Auch an diesem Morgen im Mai des Jahres 2010 musste sie zuerst lachen. Aber dann wurde es ernst. Es war ein Morgen wie jeder andere in den vergangenen zwölf Jahren. Und dann ging auf der anderen Straßenseite dieser Mann vorüber, tief in seine Gedanken versunken. Sie kann nicht mehr genau sagen, was dieser Anblick in ihr auslöste. Sie weiß nur, dass von da an alles anders wurde. Dass sie die Farben viel intensiver wahrnahm, dass der Laden, die Wohnung, die Straße, die Stadt, der Braten, dass alles plötzlich ganz anders roch und anders schmeckte. Es war, als hätte sie zu viel von diesem Meskalin erwischt, das in der King´s Road kursierte. Aber der Zustand hielt an, Monate lang. Sie ließ sich untersuchen, aber die Leber, die schon ein Schwamm gewesen zu sein schien, hatte sich wieder erholt. Alles war ganz wunderbar. Das einzig Auffällige waren die vielen Östrogene, die in ihrem Blut auftauchten. Und die langsam Besitz ergriffen von ihrem Körper. Die allmählich Brüste wachsen ließen und ihr Lächeln veränderten.

Am ersten Tag des neuen Jahres schlüpfte sie in das rote Kleid, das ihr eine Freundin geschenkt hatte, und das sie bis zu diesem Tag nur im verschwiegenen Reich der eigenen vier Wände getragen hatte. Nun lief sie über die Bermannstraße. Eine alte Frau blieb stehen und nahm die Brille ab, um besser sehen zu können. Männer blickten scheu zur Seite. Aber Sophie Raphaeline war jetzt Sophie Raphaeline. Die Namen, die sie früher getragen hatte, galten nicht mehr. Sie war jetzt tatsächlich in einem ganz anderen Land. Und es gab kein Zurück mehr.

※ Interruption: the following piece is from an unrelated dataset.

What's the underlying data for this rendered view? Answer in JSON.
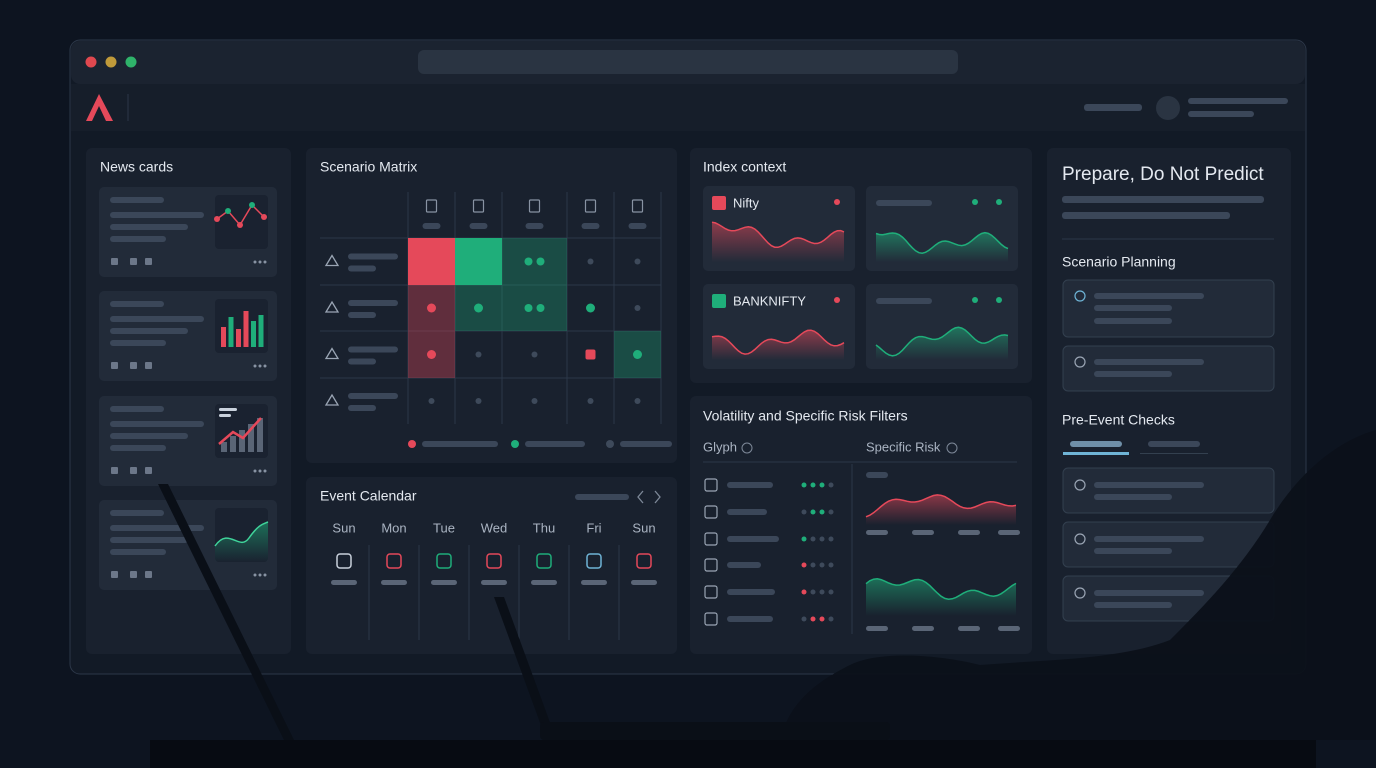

„Es gibt zwei Sorten Transsexueller“, sagt Sophie: „Die erste Sorte sind diejenigen, die schon als Kind merken, dass etwas nicht stimmt, und sich schnell verändern. Die zweite Sorte sind die, die das andere Geschlecht unterdrücken und dann mit vierzig, wenn die Kinder aus dem Haus sind, plötzlich anders werden. „Und dann...“,sagt Sophie und lächelt schelmisch und geheimnisvoll und weise zugleich, „gibt es noch mich.“

Denn bei ihr kam alles ganz anders. Bei ihr kamen plötzlich die Östrogene. „Ich hab im Leben nie daran gedacht, mich einmal wie eine Frau anzuziehen.“ Auch nicht in Kreuzberg, wo Lesben, Schwule und Transvestiten lebten, und wo sie immer wieder Frauen begegnete, die eigentlich keine Frauen waren.

Foto: Dieter Peters
„Ich habe mich nie als Frau gefühlt. Ich habe mich auch nicht als Kreuzberger oder als Kreuzbergerin gefühlt.“ Auch das passierte ihr einfach eines Tages. Sie weiß noch genau, wie das war: Vor ihrer Tür ihres anderen Landes war ein Streit ausgebrochen. Ein Hund hob sein Bein just über Sophies kleinem Blumenbeet auf der Baumscheibe . Eine Nachbarin fand das unappetitlich, aber der Besitzer des Vierbeiners sagte „Mein Hund kann pissen, wo er will“. Da öffnete Sophie die Tür, lächelte weise und sagte: „Wenn Ihr Köter auf meine Blumen pissen darf, dann darf ich auch auf ihren Köter pissen“. Und dann stellte sie sich breitbeinig vor den verdutzten Hund und griff mit eindeutiger Handbewegung dorthin, wo sich im Allgemeinen der Hauptsitz der Männlichkeit befindet.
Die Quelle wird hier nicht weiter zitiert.